Domestic crude oil production, which averaged 9.2 million barrels per day in December, is forecast to average 9.3 million bpd in 2015, growing to 9.5 million bpd in 2016, the second-highest annual average in U.S. history. U.S. annual average production peaked in 1970 at 9.6 million bpd.

U.S. crude oil production

U.S. crude oil production averaged 8.7 million bpd in 2014, and with WTI expected to average $49 per barrel in the first half of 2015, EIA said it expects “drilling activity to decline because of unattractive economic returns in some areas of both emerging and mature oil production regions.”

“Many oil companies have cut back on their exploration drilling in response to falling crude prices and will concentrate their drilling activities in established areas that already have productive wells,” Sieminski said.

The agency said it expects prices to remain high enough in 2015 to support some development drilling in the Bakken, Eagle Ford, Niobrara and Permian, but at lower levels than previously forecast.

The agency expects 2015 production to reach 9.4 million bpd in the second quarter and then decline by some 190,000 bpd in the third quarter.

WTI crude oil prices are projected to rise in the second half of 2015, and with that rise drilling activity is also expected to increase with companies taking advantage of lower costs for acreage and drilling services, “causing production to resume rising at a relatively low WTI crude oil price.”

Production from the federal offshore, on increase, and Alaska, on decline, is “less sensitive to short-term price movements” than production onshore in the Lower 48, EIA said.

The agency warned that its forecast is sensitive to wellhead prices and varying costs across regions and operators.

Global issues

North Sea Brent crude oil spot prices averaged $62 a barrel in December, the lowest monthly Brent average since May 2009. EIA said a combination of “robust world crude oil supply growth” and weak demand has contributed to rising inventories and falling prices.

The growth in global petroleum and other liquids consumption was 900,000 bpd, averaging 91.4 million bpd in 2014, a consumption growth less than half of the increase in production over the same period.

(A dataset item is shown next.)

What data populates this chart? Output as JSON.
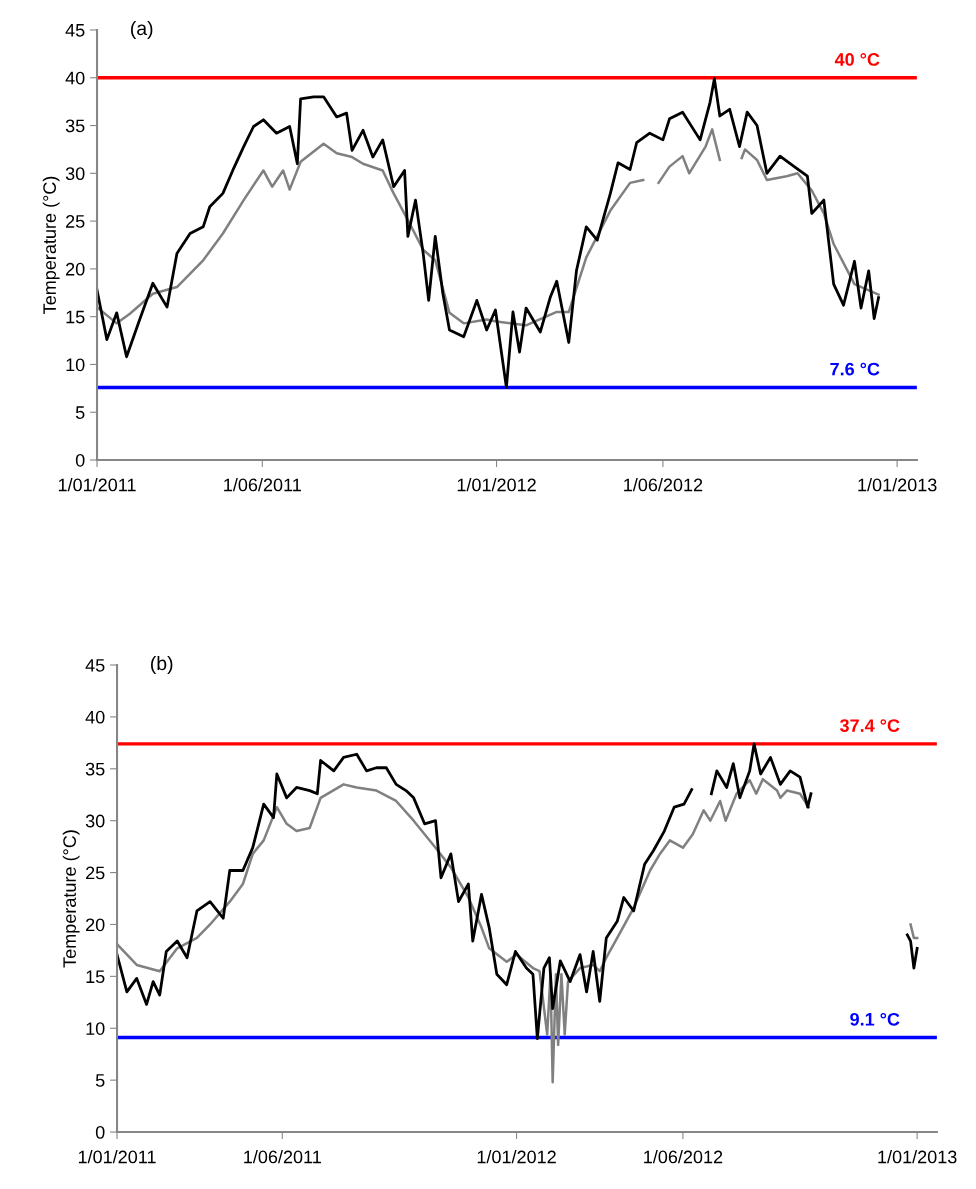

Production from the Organization of the Petroleum Exporting Countries averaged 29.9 million bpd in 2014, down slightly from 2013, while non-OPEC production was up 2 million bpd, averaging 56.2 million bpd for the year.

EIA said non-OPEC supply growth is expected to slow over the next two years because of lower projected oil prices.

Natural Gas

Natural gas prices remain relatively low, “reflecting abundant supplies,” EIA said.

U.S. natural gas consumption is projected to increase to an average of 73.8 billion cubic feet per day in 2015 and 74.8 bcf per day in 2016, compared with an estimated 73.6 bcf per day in 2014.

A growth in marketed natural gas production is expected to continue through 2015 and 2016, the agency said, with strong growth in the Lower 48 offsetting declining Gulf of Mexico production.

The Henry Hub natural gas spot price averaged $3.48 per million Btu in December, down 64 cents from November, and EIA said it expects monthly average spot prices to remain less than $4 per million Btu until the fourth quarter of 2016, with projected averages of $3.44 in 2015 and $3.86 in 2016.

The agency said that although natural gas prices are down, it expects that increases in drilling efficiency and growth in oil production will continue to support growing natural gas production. There is also a backlog of drilled but uncompleted wells which will continue to support production growth as new pipeline infrastructure becomes available in the Northeast.

The growth in domestic natural gas production is expected to reduce imports from Canada and increase exports to Mexico, particularly from the Eagle Ford in South Texas, EIA said.